The agreement provides for monitoring and inspections that will ensure that this material will never again be used for weapons or any other military purpose. By using civil nuclear reactors to dispose of the plutonium, we gain an added benefit – to produce electricity for our people, even as we remove a potential serious danger.
And I want to thank the two teams from both Russia and the United States who worked together to hammer out this agreement. I see familiar faces, both from my country and now, after so many meetings, familiar faces from Russia. And Minister Lavrov and I could not be standing here without the extraordinary expertise and commitment that these teams brought to this occasion. Thank you very much.
FOREIGN MINISTER LAVROV: Thank you. And I believe that the protocol which we are about to sign, the protocol to the agreement on utilization of weapon-grade plutonium, the agreement of the year 2000, actually, signed at that time but not implemented because of some technical reasons – the protocol which we are signing today is going to remove those technical impediments and obstacles, and the agreement would be implemented in practical terms.
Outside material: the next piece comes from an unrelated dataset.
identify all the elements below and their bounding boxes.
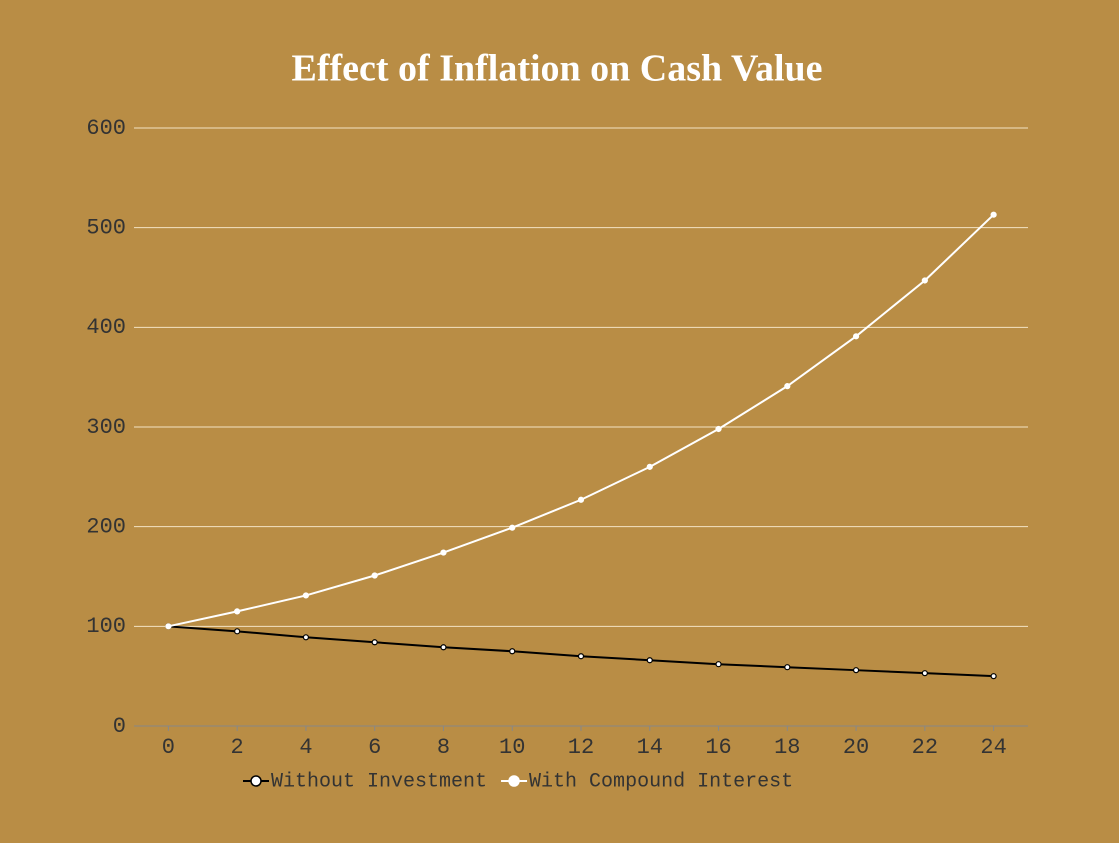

Thirty-four tons of plutonium, which the United States and Russia each would utilize, is a lot. It’s certainly a step in the direction of our shared goal of nuclear disarmament, because apart from actual limitations and reductions in nuclear strategic offensive arms, you need to do something about the plutonium which is released because of that process. And the event which you are witnessing here today is of – well, maybe not less important, but certainly it’s of very significant importance.
And we would be doing this process, we would be doing these – implementing these obligations transparently, as the Secretary said, and in the way which would absolutely preclude military use of this plutonium in the future and which ensure its effective and safe usage for peaceful purposes to produce nuclear energy. And we certainly consider that this step is the contribution by the Russian Federation and the United States towards the implementation of Article Six of the Nonproliferation Treaty.
When this mechanism starts working, we expect its positive influence on the process of nonproliferation, including making the process of nuclear disarmament multilateral at some point, hopefully not very far from today. And this is what we believe is the significance of this event. To utilize 34 metric tons of plutonium in Russia, the Russian Government will spend approximately $2.5 billion and we are grateful to the United States for contributing to this program by providing up to $400 million for this particular program.
Thank you very much, and I join the Secretary in thanking the teams which negotiated this agreement.
MODERATOR: Secretary of State Clinton and Russian Foreign Minister Lavrov are signing the protocol to amend the 2000 agreement on the Management and Disposition of Plutonium No Longer Required for Defense Purposes.